Y la risa, como se ha dicho en el segundo capítulo, es un juicio de valor negativo. Es un juicio de valor negativo: porque es la sanción, diremos así, de una desvalorización.
Algo que pudo uno, observar personalmente es que los estallidos de furor no llegan a neutralizar el resentimiento moral del tipo. Siempre queda la raíz del resentimiento intacta, de la que vuelve a nacer la actitud psíquica permanente a la que antes nos habíamos referido; Ortega y Gasset habló una vez de la funcionalidad simbólica. Es esa actitud de descargar en una cosa el estrilo que ha producido otra. Al hombre lo atropellan por la calle, le hacen caer el portafolio y cuando el otro le pide los famosos mil perdones, el hombre responde con el también famoso "no es nada". Pero cuando llega a la casa le da un puntapié al perro, que fue a recibirlo, contesta mal al saludo de la familia, come sin hablar, protesta por la comida y, todavía, al día siguiente en el baño mientras se afeita palabrotea solo, mirándose al espejo, contra el que lo había atropellado. Pero eso no es suficiente para curar al tipo del resentimiento. Son muchas las cosas que debe callar un día tras otro; el hábito no consigue sino muy por fuera avezar al hombre en su lucha contra la permanente hostilidad del medio. En lo hondo queda el resabio de lo que se padece y de lo que se aguanta. Habíamos dicho antes que correspondían, asimismo, dos palabras –luego de estas sobre el hombre ante las cosas- referentes al hombre frente a su prójimo. Cree uno que a pesar de haber sido prolijamente estudiado lo que Heidegger llama en alemán mit sein, coexistencia o "ser con otros", no se dijo nada aún de la mirada del otro, como productora de resentimiento.
La mirada no es "una cosa" como todo lo demás que se le ve al tipo. La mirada es la aparición del espíritu bajo una forma concreta.
Es la mirada del otro lo que determina, casi exclusivamente, las reacciones del tipo. Aquel que habló del impudor de los cadáveres quiso señalar la indiferencia de un cuerpo, en cuanto cuerpo, a la presencia de la mirada.
Hace notar Vicente Fatone, en un libro sobre existencialismo y libertad creadora, que incluso la imaginada mirada de un retrato o ante el recuerdo de una mirada, hacen nacer en el tipo el pudor. Hay una coplita de Manuel Machado que dice: "El ojo que ves no es -ojo porque tú lo miras- es ojo porque te ve". Pero todos, yo y el otro, podemos decir lo mismo. De manera qué lo principal es la mirada. La mirada del otro desnuda y esclavizada, sorprende y descubre. La mirada del otro consigue tomar un punto de vista sobre el tipo, cosa que el tipo no puede hacer consigo mismo. Se le ocurre a uno ahora que ya los primitivos presentían algo de esto que ahora se analiza con tanto apasionamiento por parte de también tantos investigadores, porque creían que la mirada del otro dañaba.
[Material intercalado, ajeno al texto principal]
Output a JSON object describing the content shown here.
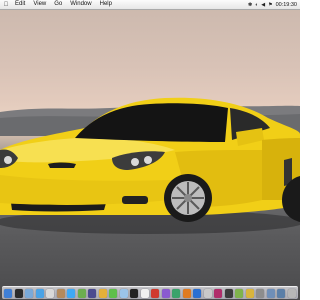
{
  "menubar": {
    "apple_icon": "apple-logo-icon",
    "items": [
      "Edit",
      "View",
      "Go",
      "Window",
      "Help"
    ],
    "clock": "00:19:30",
    "tray_icons": [
      "bluetooth-icon",
      "wifi-icon",
      "volume-icon",
      "flag-icon"
    ]
  },
  "wallpaper": {
    "subject": "yellow sports car",
    "car_color": "#f2d21a"
  },
  "dock": {
    "icons": [
      {
        "name": "finder-icon",
        "color": "#3f7fd6"
      },
      {
        "name": "dashboard-icon",
        "color": "#2b2b2b"
      },
      {
        "name": "mail-icon",
        "color": "#7aa9d8"
      },
      {
        "name": "safari-icon",
        "color": "#4aa3e6"
      },
      {
        "name": "ical-icon",
        "color": "#d9d9d9"
      },
      {
        "name": "address-book-icon",
        "color": "#b48a5c"
      },
      {
        "name": "itunes-icon",
        "color": "#3fa9f5"
      },
      {
        "name": "iphoto-icon",
        "color": "#6cae4f"
      },
      {
        "name": "imovie-icon",
        "color": "#4b4b8f"
      },
      {
        "name": "garageband-icon",
        "color": "#e4b03a"
      },
      {
        "name": "ichat-icon",
        "color": "#5fbf4a"
      },
      {
        "name": "preview-icon",
        "color": "#9bc4e8"
      },
      {
        "name": "terminal-icon",
        "color": "#222222"
      },
      {
        "name": "textedit-icon",
        "color": "#f0f0f0"
      },
      {
        "name": "app-icon-1",
        "color": "#d03a2e"
      },
      {
        "name": "app-icon-2",
        "color": "#8a5bd0"
      },
      {
        "name": "app-icon-3",
        "color": "#39a36b"
      },
      {
        "name": "app-icon-4",
        "color": "#e07b20"
      },
      {
        "name": "app-icon-5",
        "color": "#2a6fd1"
      },
      {
        "name": "app-icon-6",
        "color": "#c9c9c9"
      },
      {
        "name": "app-icon-7",
        "color": "#b02d6a"
      },
      {
        "name": "app-icon-8",
        "color": "#3c3c3c"
      },
      {
        "name": "app-icon-9",
        "color": "#7fb34c"
      },
      {
        "name": "app-icon-10",
        "color": "#d8b43c"
      },
      {
        "name": "system-preferences-icon",
        "color": "#8d8d8d"
      },
      {
        "name": "documents-stack-icon",
        "color": "#6f8fb8"
      },
      {
        "name": "downloads-stack-icon",
        "color": "#5b7fa8"
      },
      {
        "name": "trash-icon",
        "color": "#b7b7b7"
      }
    ]
  }
}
Antes de la superstición del mal de ojo, ya se admitía que la mirada podía comer una presencia. De ahí que estuviera prohibido mirar a ciertos jefes del clan. La mirada del otro convierte al tipo en objeto, por eso es que a nadie le gusta ser mirado por el otro. Más bien ser "observado" por el otro. El que sólo miraba -si es que alguien miraba sólo mira sin observar en absoluto- está situado como un Adán, ingenuamente, inocentemente ante los demás. Pero el que observa hiere. El que observa se apodera del observado, cuando el observado advierte que le observan.
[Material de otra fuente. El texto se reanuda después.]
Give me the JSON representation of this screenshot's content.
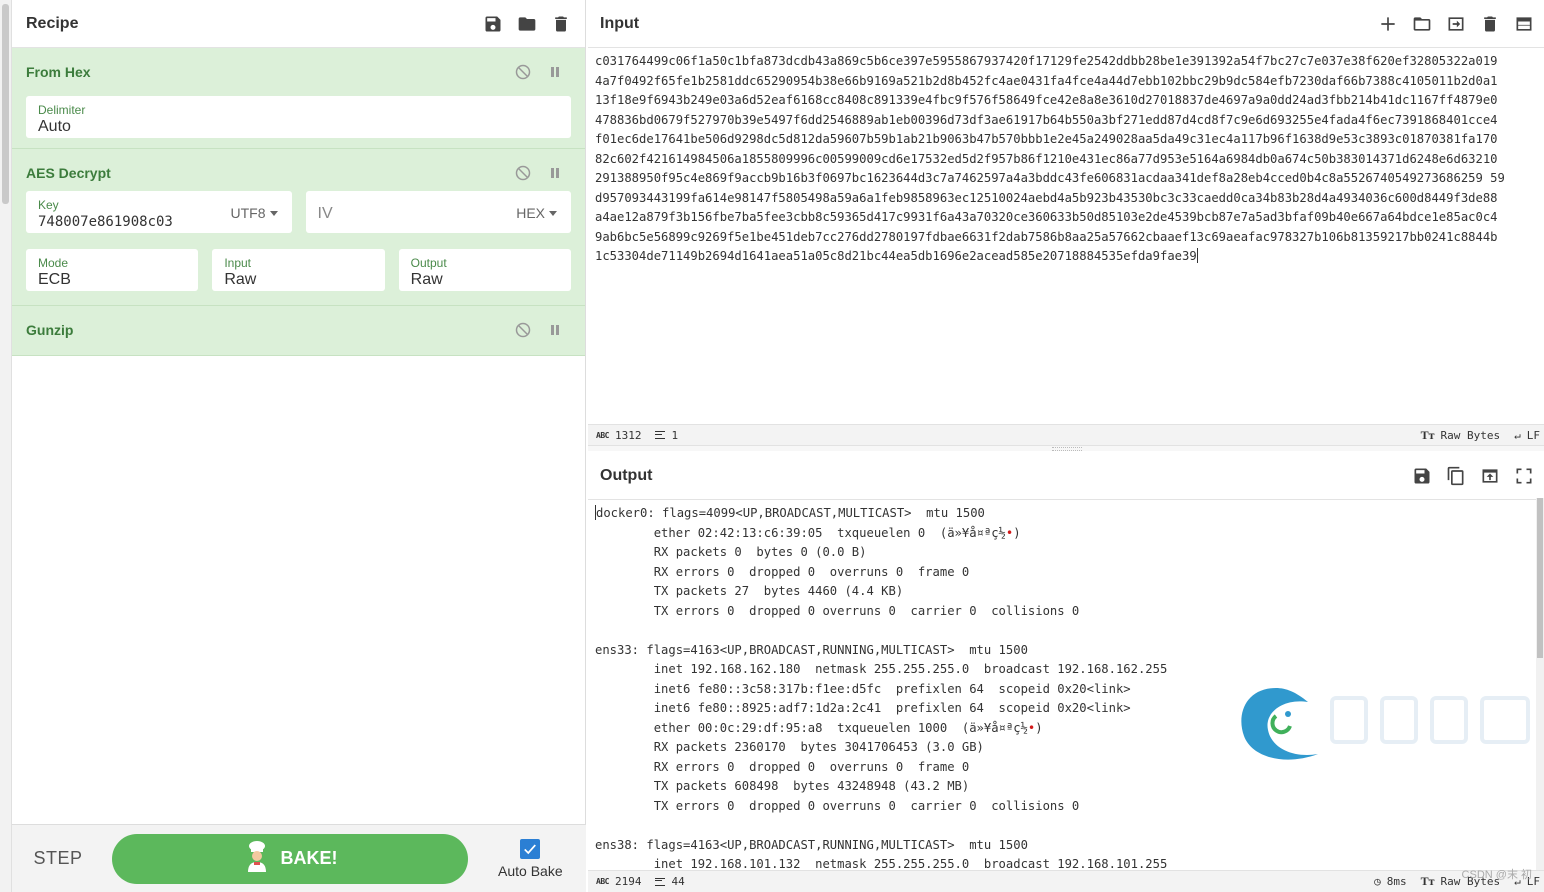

Pero no puede protestar, no puede entablar querella alguna porque a su vez, él, sólo en la mirada del otro encuentra al otro. Y en el otro, observado, se despiertan, allá en el fondo último, las mismas reacciones que en el tipo, reacciones que son reprimidas y que acumulan más resentimiento aun. Y lo interesante --lo interesante y lo tremendo- es que necesitamos de la mirada del otro para ser realmente nosotros. La mirada en el espejo, sólo revela un rostro en el que, si aflorara a nuestra conciencia lo que revuelve esa visión en el alma, sería un rostro en el que cada día nos reconoceríamos menos. El espejo es una ventana a la que el tipo se asoma para verse como querría ser, que es como nunca les parece a los demás.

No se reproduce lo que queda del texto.